Over the weekend, I got a little first-hand experience with Steel Challenge for the very first time. It was the smallest possible little slice of the game I could get: shooting one stage with no special gear, just my carry gun. But even that much has given me a lot to think about on the topic of this sport.
I never really paid much attention to it, because it’s like a run-and-gun sport without any running. And that’s boring, right?
But it turns out there’s more than meets the eye. In particular, something I wouldn’t have appreciated six or twelve months ago is how Steel Challenge, at least at the higher levels of competitiveness, is a very pure shot-calling exercise. If you are spending time waiting to hear the ding of your bullet on steel, you’re already way behind. Part of that is because the scoring system is so exacting and every tenth really counts proportionally more than in any other sport. For example, in USPSA, the stages with the most targets contribute the most to your overall match victory, so and an extra tenth of a second on a 30-second field course is relatively insignificant, and that’s before factoring in points for your hits.
On the other hand, it seems like a sport where it would be very easy to slip up and get lazy and just start relying on hearing the steel dings instead of using your sights and calling shots. We shooters have a saying that “Steel steals your eye,” meaning that it’s often hard to keep your focus on the front sight when you have a big steel target to shoot at. And it turns out to be hard to hit, especially with any speed, when you aren’t paying attention to that nub on the front of the gun. I get a good sense that, if you aren’t diligent with your practice and match technique, it’s easy to get sucked in to the black hole of middle-of-the-pack final scores by just slinging lead and waiting to hear it hit home.
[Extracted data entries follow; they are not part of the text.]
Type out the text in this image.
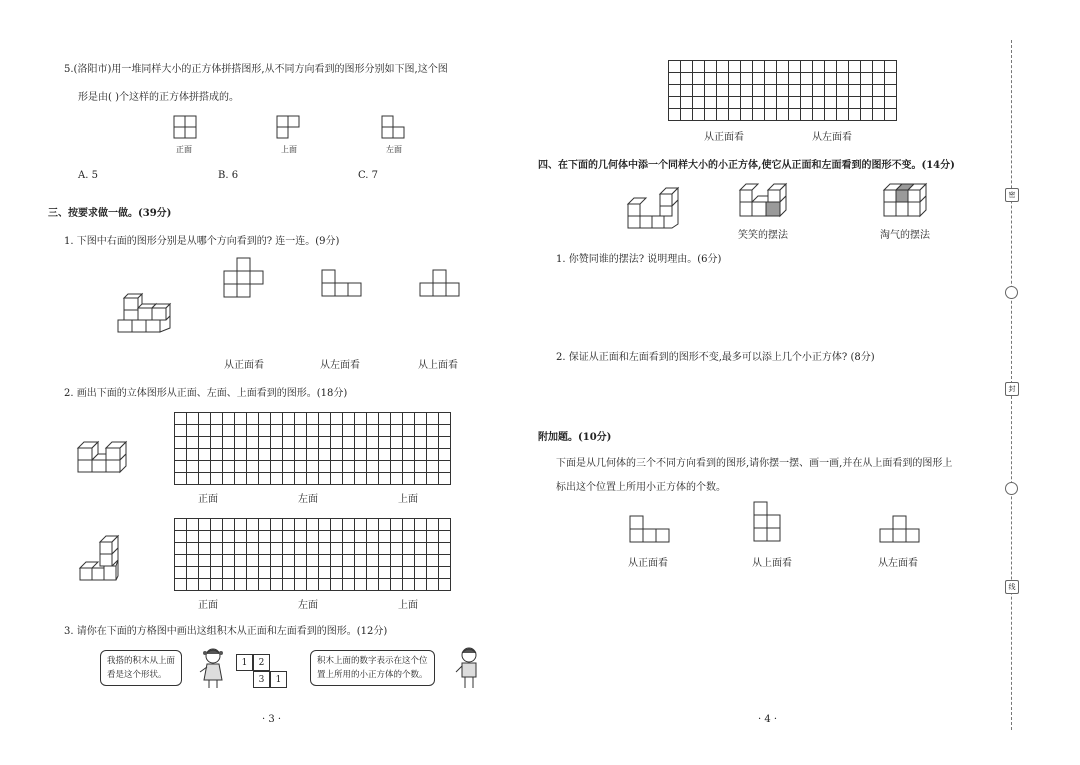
5.(洛阳市)用一堆同样大小的正方体拼搭图形,从不同方向看到的图形分别如下图,这个图
形是由( )个这样的正方体拼搭成的。
正面	上面	左面
A. 5	B. 6	C. 7
三、按要求做一做。(39分)
1. 下图中右面的图形分别是从哪个方向看到的? 连一连。(9分)
从正面看	从左面看	从上面看
2. 画出下面的立体图形从正面、左面、上面看到的图形。(18分)
正面	左面	上面
正面	左面	上面
3. 请你在下面的方格图中画出这组积木从正面和左面看到的图形。(12分)
我搭的积木从上面
看是这个形状。
1	2
3	1
积木上面的数字表示在这个位
置上所用的小正方体的个数。
· 3 ·
从正面看	从左面看
四、在下面的几何体中添一个同样大小的小正方体,使它从正面和左面看到的图形不变。(14分)
笑笑的摆法	淘气的摆法
1. 你赞同谁的摆法? 说明理由。(6分)
2. 保证从正面和左面看到的图形不变,最多可以添上几个小正方体? (8分)
附加题。(10分)
下面是从几何体的三个不同方向看到的图形,请你摆一摆、画一画,并在从上面看到的图形上
标出这个位置上所用小正方体的个数。
从正面看	从上面看	从左面看
· 4 ·
密
封
线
I was also struck by the interest aspect of shooting new and different Steel Challenge courses. In my younger days, watching videos and reading about Steel Challenge at the national and international level, they always shot the same eight stages. Every single time. It’s like having an IDPA National Championship where you just shoot the classifier. Snoozefest, right?
Well, in one way I’m still not the biggest fan of that approach, because it means that having the facilities and resources to build all eight stages and specifically practice them is key to being competitive at the national level. But I’m coming around to the idea. What I found particularly interesting, though, is the IDPA- or USPSA-like stage analysis and breakdown to shooting a Steel Challenge stage that isn’t one of the standard eight, like the one I shot this past weekend.
There’s not a lot of planning or visualization required here, except perhaps to visualize each sight picture and waiting precisely until you have an adequate sight picture and not a tenth longer. I saw a lot of people watching other shooters do their thing on the stage and tell themselves “Oh, well I should be faster than that.” Maybe they were making specific time predictions in their head. Setting arbitrary goals based on what they think they can do, rather than what they actually can do. So I deliberately didn’t program in my head any concrete times or transition goals, just performing each motion as quick as possible and pulling the trigger when I had an acceptable sight picture. And it worked out for the most part. I came it at the low 3 second range per run, where I had roughly estimated the stage at 4 seconds.
In the end, I think that Steel Challenge attains a quality that every game, from gun games to video games to board games, strives to achieve: easy to learn, hard to master. It’s very transparent to the beginner how the game works, and it’s easy to see how some quick speed gains could be made with small technique improvements in the beginning. After that, it’d be climbing the increasingly steep diminishing returns curve until you’re eking out tenths of a second here and there to be nationally competitive.
It’s really hard to draw many more conclusions from my limited experience, but I’d definitely like to see a club start this up locally.
Bonus points if they run a Scholastic Steel Challenge team from some of the local high schools or college to get the next generation of shooters in to the action pistol sports.
Keep the steel reasonably small, and it’s a very effective self-defense drill. Speed is not ALL, but it IS very important, and shrink the steel to tactical size and you’ve met a lot of the goals of DVC.
–Andrew, @LawSelfDefense
Steel is, however, absolutely unforgiving. Miss by a fraction of an inch, and you’re not just “down 1”. It’s a miss. PERIOD, as our esteemed President might say if he’d ever fired a gun in his life.
I was interested so I looked for where these are held – and it appears the options are very limited: http://steelchallenge.com/steel-challenge-Match-Calendar-Home.php
Yeah, I know Southern Virginia Defensive Firearms Institute was holding a little bit a few years ago, but I think that’s the closest I’ve seen to to the Triangle since I started shooting here.